[Green, Frances Harriet Whipple]. Memoirs of Elleanor Eldridge. Providence: B.T. Albro, 1841. 16mo (13.5 cm, 5.25"). 128 pp. [with] Elleanor’s second book. Providence: B.T. Albro, 1841. 128 pp.
Rare pairing of both parts of the Eldridge story, uniformly and attractively bound. These are early editions (fourth and second, respectively) of each, following the first printings in 1838 of the Memoirs and 1839 of the Second Book: Together, being the tale of a hardworking but long-suffering free Northern black woman, whose grandmother was a Native American of the Narragansett tribe and whose African-American family members had been enslaved prior to the war. These two volumes describe how Eldridge made use of her profits from working as a dairy woman and as a maid to purchase real estate, but came close to losing everything through some questionable legal shenanigans before successfully defending her rights in court. The second book, which is particularly uncommon, recaps Eldridge’s life before offering a series of fanciful tales as told by Eldridge’s friends; the book was meant to continue the fundraising effort begun with the first volume.

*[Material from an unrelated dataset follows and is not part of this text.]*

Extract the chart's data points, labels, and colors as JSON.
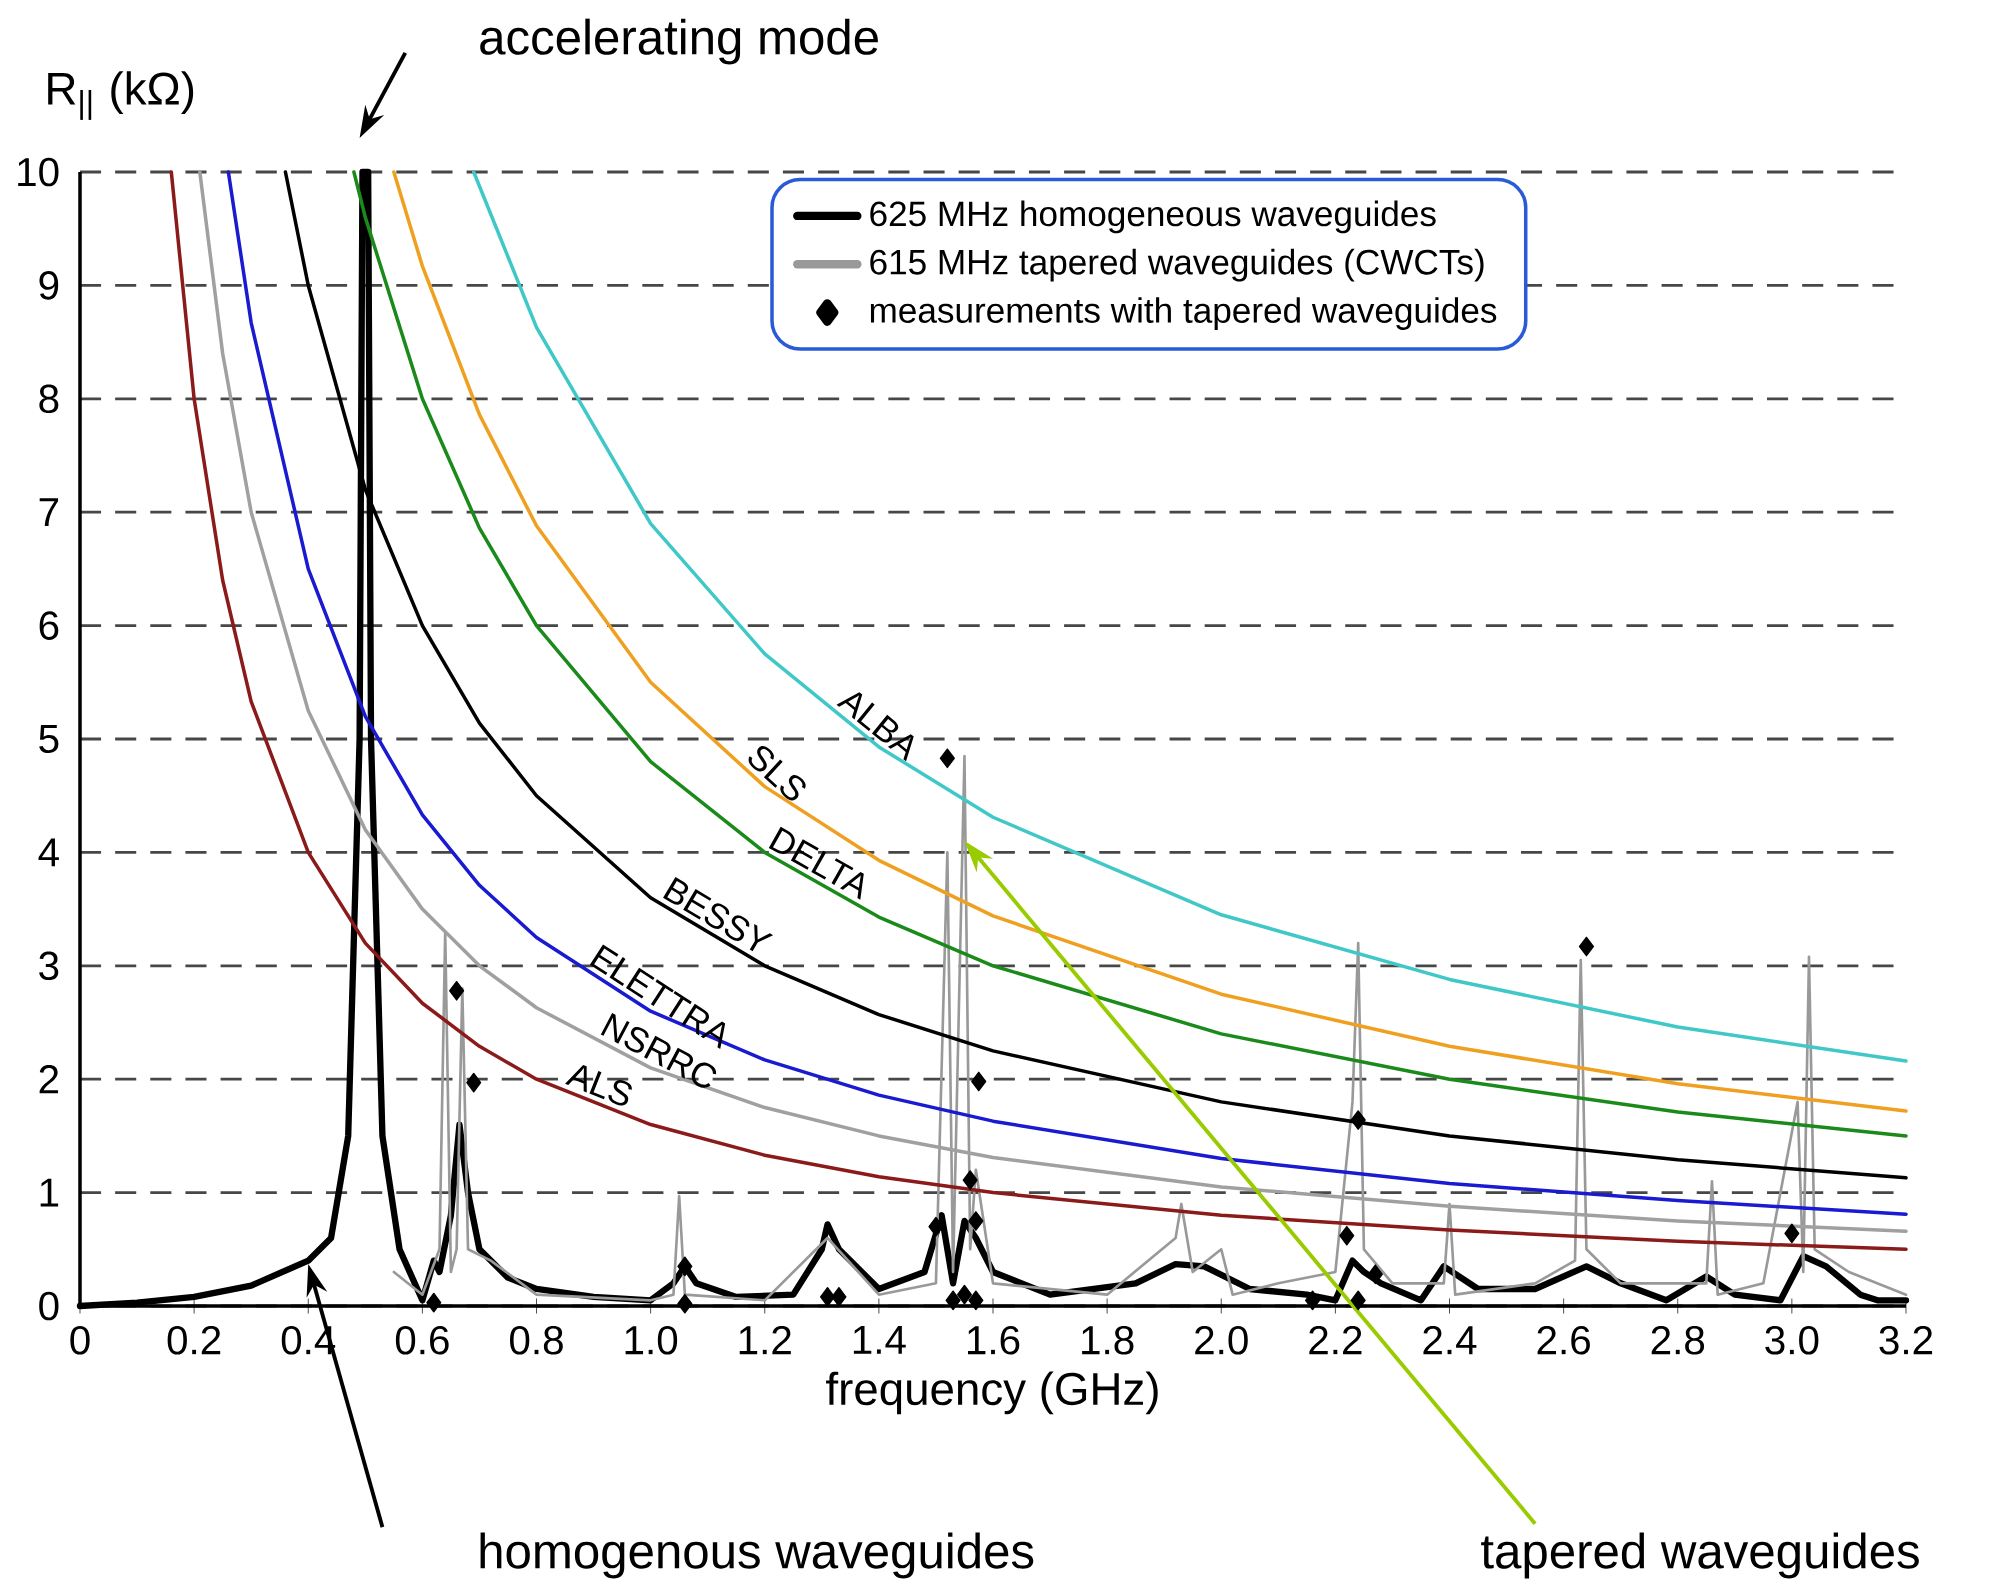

It is unclear how much of Eldridge’s biography has here been romanticized (there now seems to be little available evidence regarding her career), but the story nonetheless provides an important perspective on the lives of African-American women prior to the Civil War. Also of interest is the group of women described as helping to rescue Eldridge by way of this literary endeavor, undertaken through the auspices of Green, a Rhode Island–born author, reformer, and spiritualist who went on to publish several abolitionist works.
A woodcut frontispiece, used in both volumes, depicts Eldridge in cleaning-woman guise, holding a small broom.
Sabin 22102. On Green, see: Dictionary of American Biography, 542. Contemporary half morocco with marbled paper–covered sides, spines with gilt-stamped volume information; leather moderately rubbed. Front fly-leaf of vol. I with gift inscription dated December, 1901 (“To Annie, with loving remembrances from her Father.” A few instances of light staining to pages, mostly in the second book. An attractive pair, with all edges gilt.